Thomas-Edward Lawrence, masochiste ?
Si, dans « Les sept piliers de la sagesse », Lawrence n'avoue pas clairement avoir été violé par les Turcs (voir extrait ci-dessous), cela ne fait aucun doute dans une lettre adressée à Charlotte Shaw, qui était sa confidente :
« Je brûle du désir que l'on me regarde de haut, que l'on me méprise et je suis trop timide pour aller au-devant de l'immonde qui, publiquement, me vaudrait la honte et le mépris. Je veux me salir extérieurement afin que ma personne reflète correctement la détresse qu'elle renferme... et je recule devant la souillure extérieure, tout en ayant mangé, avidement mangé, tous les morceaux répugnants que le hasard a jetés sur ma route. »
Vers la fin de 1917, un officier turc arrête Lawrence et le conduit dans la chambre du Bey.

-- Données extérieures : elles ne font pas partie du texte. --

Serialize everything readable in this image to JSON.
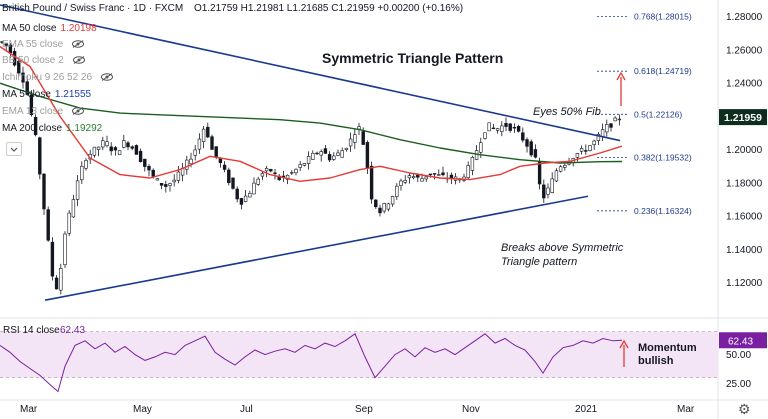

À coups de pied, ils me firent sortir sur le palier et me jetèrent sur le banc du garde, m'y allongèrent sur le ventre sans cesser de me bourrer de coups. Deux hommes, se joignant aux autres, me tordirent les poignets à les faire craquer, les écrasant contre le bois, en avant de ma tête, tout comme ils m'écrasaient les côtes. Le caporal, qui avait dégringolé l'escalier, remontait avec une cravache circassienne faite de simples lanières de cuir noir, souple, s'enroulant en spirale et s'effilant, de la grosseur du pouce à la poignée gainée d'argent avec un pommeau damasquiné, aux gravures noires, jusqu'à la pointe, dure, plus fine qu'un crayon.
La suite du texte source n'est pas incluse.